What Did You Just Agree To?
Under a typical CDS, the protection buyer, B, agrees to make regular payments, usually quarterly, to the protection seller, D. The amount of the quarterly payments, called the swap fee, will be a percentage of the notional amount of their agreement. The term notional amount is simply a label for an amount agreed upon by the parties, the significance of which will become clear as we move on. So what does B get in return for his generosity? That depends on the type of CDS, but for now we will assume that we are dealing with what is called physical delivery. Under physical delivery, if the reference entity defaults, D agrees to (i) accept delivery of certain bonds issued by the reference entity named in the CDS and (ii) pay the notional amount in cash to B. After a default, the agreement terminates and no one makes any more payments. If default never occurs, the agreement terminates on some scheduled date. The reference entity could be any entity that has debt obligations.
Now let’s fill in some concrete facts to make things less abstract. Let’s assume the reference entity is ABC. And let’s assume that the notional amount is $100 million and that the swap fee is at a rate of 8% per annum, or $2,000,000 per quarter. Finally, assume that B and D executed their agreement on January 1, 2009 and that B made its first payment on April 1, 2009. When July 1, 2009 rolls along, B will make another $2,000,000 payment. This will go on and on for the life of the agreement, unless ABC triggers a default under the CDS. While there are a myriad of ways to trigger a default under a CDS, we consider only the most basic scenario in which a default occurs: ABC fails to make a payment on one of its bonds. If that happens, we switch into D’s obligations under the CDS. As mentioned above, D has to accept delivery of certain bonds issued by ABC (exactly which bonds are acceptable will be determined by the agreement) and in exchange D must pay B $100 million.
Why Would You Do Such A Thing?
To answer that, we must first observe that there are two possibilities for B’s state of affairs before ABC’s default: he either (i) owned ABC issued bonds or (ii) he did not. I know, very Zen. Let’s assume that B owned $100 million worth of ABC’s bonds. If ABC defaults, B gives D his bonds and receives his $100 million in principal (the notional amount). If ABC doesn’t default, B pays $2,000,000 per quarter over the life of the agreement and collects his $100 million in principal from the bonds when the bonds mature. So in either case, B gets his principal. As a result, he has fully hedged his principal. So, for anyone who owns the underlying bond, a CDS will allow them to protect the principal on that bond in exchange for sacrificing some of the yield on that bond.

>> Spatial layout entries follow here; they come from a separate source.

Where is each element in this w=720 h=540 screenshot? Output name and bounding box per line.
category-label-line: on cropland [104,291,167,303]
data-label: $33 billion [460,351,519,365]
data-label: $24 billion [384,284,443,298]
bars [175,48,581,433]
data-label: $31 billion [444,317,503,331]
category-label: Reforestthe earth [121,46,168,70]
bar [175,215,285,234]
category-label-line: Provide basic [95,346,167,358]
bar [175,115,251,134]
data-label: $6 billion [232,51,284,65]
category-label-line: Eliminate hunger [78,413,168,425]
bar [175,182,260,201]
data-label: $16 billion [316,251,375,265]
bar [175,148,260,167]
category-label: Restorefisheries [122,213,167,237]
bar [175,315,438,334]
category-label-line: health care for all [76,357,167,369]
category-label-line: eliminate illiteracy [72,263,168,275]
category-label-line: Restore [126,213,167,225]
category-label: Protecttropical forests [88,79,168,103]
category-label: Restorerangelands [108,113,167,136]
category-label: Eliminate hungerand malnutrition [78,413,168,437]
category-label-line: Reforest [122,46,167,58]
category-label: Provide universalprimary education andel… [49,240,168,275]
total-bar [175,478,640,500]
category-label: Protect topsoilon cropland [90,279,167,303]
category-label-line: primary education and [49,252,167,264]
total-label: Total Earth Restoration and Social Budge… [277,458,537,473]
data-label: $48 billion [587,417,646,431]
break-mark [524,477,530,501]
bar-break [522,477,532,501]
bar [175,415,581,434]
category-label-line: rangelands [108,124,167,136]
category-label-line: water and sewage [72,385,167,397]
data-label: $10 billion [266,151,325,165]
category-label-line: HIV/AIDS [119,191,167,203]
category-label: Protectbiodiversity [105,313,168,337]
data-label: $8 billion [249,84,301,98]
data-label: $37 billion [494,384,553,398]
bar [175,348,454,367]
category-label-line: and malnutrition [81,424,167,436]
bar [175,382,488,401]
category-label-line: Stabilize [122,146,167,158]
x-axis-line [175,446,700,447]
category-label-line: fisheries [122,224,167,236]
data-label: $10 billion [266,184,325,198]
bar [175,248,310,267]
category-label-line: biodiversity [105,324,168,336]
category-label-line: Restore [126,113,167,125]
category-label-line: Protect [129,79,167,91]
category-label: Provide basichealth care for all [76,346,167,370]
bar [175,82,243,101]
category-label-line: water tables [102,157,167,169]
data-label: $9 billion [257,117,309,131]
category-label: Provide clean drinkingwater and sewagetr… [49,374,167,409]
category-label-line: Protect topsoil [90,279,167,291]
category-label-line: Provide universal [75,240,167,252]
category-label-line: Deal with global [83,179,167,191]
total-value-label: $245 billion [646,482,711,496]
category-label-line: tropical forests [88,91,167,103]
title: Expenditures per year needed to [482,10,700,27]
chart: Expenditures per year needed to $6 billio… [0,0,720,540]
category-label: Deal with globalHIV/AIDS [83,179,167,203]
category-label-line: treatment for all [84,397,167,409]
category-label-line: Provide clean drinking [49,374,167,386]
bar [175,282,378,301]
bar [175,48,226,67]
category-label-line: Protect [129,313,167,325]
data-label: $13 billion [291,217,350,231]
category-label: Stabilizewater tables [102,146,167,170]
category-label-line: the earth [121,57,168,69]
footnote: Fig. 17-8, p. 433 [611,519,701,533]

Now let’s assume that B didn’t own the bond. If ABC defaults, B has to go out and buy $100 million par value of ABC bonds. Because ABC just defaulted, that’s going to cost a lot less than $100 million. Let’s say it costs B $50 million to buy ABC issued bonds with a par value of $100 million. B is going to deliver these bonds to D and receive $100 million. That leaves B with a profit of $50 million. Outstanding. But what if ABC doesn’t default? In that case, B has to pay out $2,000,000 per quarter for the life of the agreement and receives nothing. So, a CDS allows someone who doesn’t own the underlying bond to short the bond.
So why would D enter into a CDS? Most of the big swap dealers buy and sell protection and pocket the difference. But, D doesn’t have to be a dealer. D could sell protection without entering into an offsetting transaction. In that case, he has gone long on the underlying bond. That is, he has almost the same cash flows as someone who owns the bond. So a CDS allows someone who doesn’t own the bond to gain bond-like credit exposure to the reference entity.
I will follow this article up with another elaborating further on why derivatives are used and why they are your friends.